Supramolecular host-guest complex of methylated β-cyclodextrin with polymerized ionic liquid ([vbim]TFSI)n as highly effective and energy-efficient thermo-regenerable draw solutes in forward osmosis

Abstract

Supramolecular inclusion complexes with lower critical solution temperature (LCST) properties were investigated for the first time as forward osmosis (FO) draw solutes. Randomly methylated-β-cyclodextrin (Rm-β-CD) host molecules accommodate polymerized ionic liquids (([vbim]TFSI)n PILs) through their hydrophobic TFSI− anions as guests. LCST properties were tuned by varying the chain lengths of ([vbim]TFSI)n, from which, short-chain oligo([vbim]TFSI) was found most suitable. Draw solutions (DS) of Rm-β-CD/oligo([vbim]TFSI) complex have highly tunable cloud-point temperatures (Tc), fast LCST kinetics and sufficient osmotic properties for an efficient FO. Under PRO mode, 0.5 M Rm-β-CD/0.078 M oligo([vbim]TFSI) induced competitive FO water flux (Jv ~13.73 L m−2h−1) and negligible reverse solute flux (Js ~4.41 × 10−3 mol m−2h−1) against DI water feed. It successfully processed different saline feeds (0.034 M and 0.6 M NaCl) with reasonable FO performance and superior Js/JV ~0.001 mol m−2h−1, demonstrating its competence for FO desalination.
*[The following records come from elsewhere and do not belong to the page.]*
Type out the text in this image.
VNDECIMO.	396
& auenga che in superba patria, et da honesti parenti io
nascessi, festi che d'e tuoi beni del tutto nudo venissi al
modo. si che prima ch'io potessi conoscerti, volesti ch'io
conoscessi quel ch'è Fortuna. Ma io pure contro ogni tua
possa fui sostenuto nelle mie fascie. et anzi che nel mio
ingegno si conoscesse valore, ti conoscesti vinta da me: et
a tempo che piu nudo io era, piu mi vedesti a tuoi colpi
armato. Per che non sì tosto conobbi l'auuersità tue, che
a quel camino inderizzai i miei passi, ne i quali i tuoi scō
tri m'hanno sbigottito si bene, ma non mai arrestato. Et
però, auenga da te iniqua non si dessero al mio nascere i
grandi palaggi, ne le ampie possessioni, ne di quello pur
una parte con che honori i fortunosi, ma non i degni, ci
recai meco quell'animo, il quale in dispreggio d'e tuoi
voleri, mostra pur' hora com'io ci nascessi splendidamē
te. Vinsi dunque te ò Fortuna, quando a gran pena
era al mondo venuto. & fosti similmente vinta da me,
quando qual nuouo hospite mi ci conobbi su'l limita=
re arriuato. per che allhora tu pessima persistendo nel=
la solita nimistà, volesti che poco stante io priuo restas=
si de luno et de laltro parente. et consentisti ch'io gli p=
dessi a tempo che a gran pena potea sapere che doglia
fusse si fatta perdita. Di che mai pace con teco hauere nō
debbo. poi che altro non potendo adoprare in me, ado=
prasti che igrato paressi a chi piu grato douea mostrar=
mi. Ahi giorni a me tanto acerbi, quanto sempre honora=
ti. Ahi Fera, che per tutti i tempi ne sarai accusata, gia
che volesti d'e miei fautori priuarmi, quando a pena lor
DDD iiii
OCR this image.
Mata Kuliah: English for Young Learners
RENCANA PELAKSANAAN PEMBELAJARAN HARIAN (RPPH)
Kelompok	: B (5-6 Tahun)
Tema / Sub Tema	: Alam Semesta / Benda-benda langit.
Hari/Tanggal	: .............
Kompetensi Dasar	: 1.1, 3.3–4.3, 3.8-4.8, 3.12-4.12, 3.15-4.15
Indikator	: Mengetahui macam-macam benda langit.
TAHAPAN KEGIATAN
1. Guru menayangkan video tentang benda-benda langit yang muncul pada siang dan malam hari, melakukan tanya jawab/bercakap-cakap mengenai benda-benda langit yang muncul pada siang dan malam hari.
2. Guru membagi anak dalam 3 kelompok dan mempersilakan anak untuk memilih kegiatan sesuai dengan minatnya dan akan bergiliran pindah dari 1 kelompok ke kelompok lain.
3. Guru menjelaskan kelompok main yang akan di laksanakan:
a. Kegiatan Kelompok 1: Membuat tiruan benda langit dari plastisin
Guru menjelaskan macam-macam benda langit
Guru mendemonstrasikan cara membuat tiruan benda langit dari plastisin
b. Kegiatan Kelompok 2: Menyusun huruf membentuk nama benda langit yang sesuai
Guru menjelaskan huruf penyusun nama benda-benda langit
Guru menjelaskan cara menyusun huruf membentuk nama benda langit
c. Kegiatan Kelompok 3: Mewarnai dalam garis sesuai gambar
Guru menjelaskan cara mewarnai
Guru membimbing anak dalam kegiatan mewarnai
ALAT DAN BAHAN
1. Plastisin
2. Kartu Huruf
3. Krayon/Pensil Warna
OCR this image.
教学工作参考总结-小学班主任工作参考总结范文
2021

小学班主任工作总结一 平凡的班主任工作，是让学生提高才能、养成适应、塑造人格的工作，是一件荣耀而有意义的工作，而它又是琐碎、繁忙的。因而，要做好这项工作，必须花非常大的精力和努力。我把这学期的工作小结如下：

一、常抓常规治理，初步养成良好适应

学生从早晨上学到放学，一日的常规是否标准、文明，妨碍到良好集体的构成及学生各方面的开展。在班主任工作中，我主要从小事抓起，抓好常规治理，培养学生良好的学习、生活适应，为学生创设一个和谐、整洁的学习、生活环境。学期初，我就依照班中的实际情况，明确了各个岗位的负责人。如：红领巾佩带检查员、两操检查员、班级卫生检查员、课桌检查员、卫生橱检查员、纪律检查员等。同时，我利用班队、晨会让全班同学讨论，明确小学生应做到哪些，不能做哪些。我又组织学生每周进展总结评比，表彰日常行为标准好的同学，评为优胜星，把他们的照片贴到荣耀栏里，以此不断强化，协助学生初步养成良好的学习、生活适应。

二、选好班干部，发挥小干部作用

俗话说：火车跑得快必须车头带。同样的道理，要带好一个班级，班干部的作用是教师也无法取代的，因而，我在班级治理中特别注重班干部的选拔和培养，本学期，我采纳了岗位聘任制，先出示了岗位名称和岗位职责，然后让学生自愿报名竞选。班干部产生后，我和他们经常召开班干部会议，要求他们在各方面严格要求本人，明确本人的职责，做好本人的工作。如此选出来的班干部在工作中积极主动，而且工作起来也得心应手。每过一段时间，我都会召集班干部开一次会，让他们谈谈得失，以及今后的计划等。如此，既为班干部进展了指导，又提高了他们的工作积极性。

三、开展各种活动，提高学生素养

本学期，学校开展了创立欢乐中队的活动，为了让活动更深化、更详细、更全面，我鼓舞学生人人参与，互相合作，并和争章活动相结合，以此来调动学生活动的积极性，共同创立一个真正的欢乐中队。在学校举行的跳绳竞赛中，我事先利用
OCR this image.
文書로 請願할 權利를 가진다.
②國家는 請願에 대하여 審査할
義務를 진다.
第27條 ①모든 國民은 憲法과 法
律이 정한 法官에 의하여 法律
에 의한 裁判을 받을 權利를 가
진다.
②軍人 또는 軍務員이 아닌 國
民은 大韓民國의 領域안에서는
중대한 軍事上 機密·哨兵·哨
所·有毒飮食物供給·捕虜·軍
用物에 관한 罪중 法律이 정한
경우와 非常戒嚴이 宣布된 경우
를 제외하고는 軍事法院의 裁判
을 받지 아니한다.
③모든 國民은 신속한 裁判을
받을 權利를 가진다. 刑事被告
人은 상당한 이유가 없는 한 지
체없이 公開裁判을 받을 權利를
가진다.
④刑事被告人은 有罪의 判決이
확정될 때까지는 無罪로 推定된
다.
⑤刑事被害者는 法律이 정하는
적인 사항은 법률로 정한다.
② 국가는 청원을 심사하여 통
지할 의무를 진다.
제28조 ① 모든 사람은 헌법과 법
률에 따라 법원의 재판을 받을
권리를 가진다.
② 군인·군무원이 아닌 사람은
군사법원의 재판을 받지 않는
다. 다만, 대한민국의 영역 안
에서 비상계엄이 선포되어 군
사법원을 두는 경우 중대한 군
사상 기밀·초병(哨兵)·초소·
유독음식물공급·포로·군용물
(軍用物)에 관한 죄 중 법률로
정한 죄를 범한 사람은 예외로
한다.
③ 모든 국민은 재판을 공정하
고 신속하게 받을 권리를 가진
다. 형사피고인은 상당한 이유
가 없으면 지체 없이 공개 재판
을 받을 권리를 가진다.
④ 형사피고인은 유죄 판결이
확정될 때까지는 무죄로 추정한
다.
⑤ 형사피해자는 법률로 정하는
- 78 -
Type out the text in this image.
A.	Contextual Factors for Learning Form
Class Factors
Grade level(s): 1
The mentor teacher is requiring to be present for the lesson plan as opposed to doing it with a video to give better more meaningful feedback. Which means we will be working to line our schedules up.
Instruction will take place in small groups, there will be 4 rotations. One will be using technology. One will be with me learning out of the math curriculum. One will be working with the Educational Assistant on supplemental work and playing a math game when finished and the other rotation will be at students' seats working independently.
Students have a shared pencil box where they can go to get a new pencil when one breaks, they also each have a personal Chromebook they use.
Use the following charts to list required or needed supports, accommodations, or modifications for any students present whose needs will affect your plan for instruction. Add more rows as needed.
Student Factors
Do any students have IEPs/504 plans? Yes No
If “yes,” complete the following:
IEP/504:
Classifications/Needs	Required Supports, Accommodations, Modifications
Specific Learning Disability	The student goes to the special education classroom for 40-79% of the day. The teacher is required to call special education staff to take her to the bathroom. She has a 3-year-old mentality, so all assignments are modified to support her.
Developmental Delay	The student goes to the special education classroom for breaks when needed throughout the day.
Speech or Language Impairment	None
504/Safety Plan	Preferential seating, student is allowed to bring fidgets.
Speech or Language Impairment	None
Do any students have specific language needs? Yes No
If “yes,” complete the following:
When heated slightly above its Tc = 29 °C (TTP = 30 °C), thermal precipitation (TP) is ensued with the release of TFSI− anions in oligo([vbim]TFSI) from Rm-β-CD. Due to its hydrophobicity, oligo([vbim]TFSI) precipitates while entrapping the suspended Rm-β-CDs between its chains causing flocculation and sedimentation. Thus, with only +5 °C heating above FO temperature (25 °C), 95% of draw solutes are effectively recovered from the spent DS after settling. Residual (~5%) Rm-β-CD in the DS supernatant is subsequently removed via nanofiltration at 99.33% rejection, producing non-toxic water effluent based on in vitro cytotoxicity results. Energy consumption estimates reveal the feasibility of Rm-β-CD/oligo([vbim]TFSI) as it requires minimal heat energy for recovery. This study offers new insights on the potential of host-guest complexes as a new class of energy-efficient draw solutes for FO desalination technology.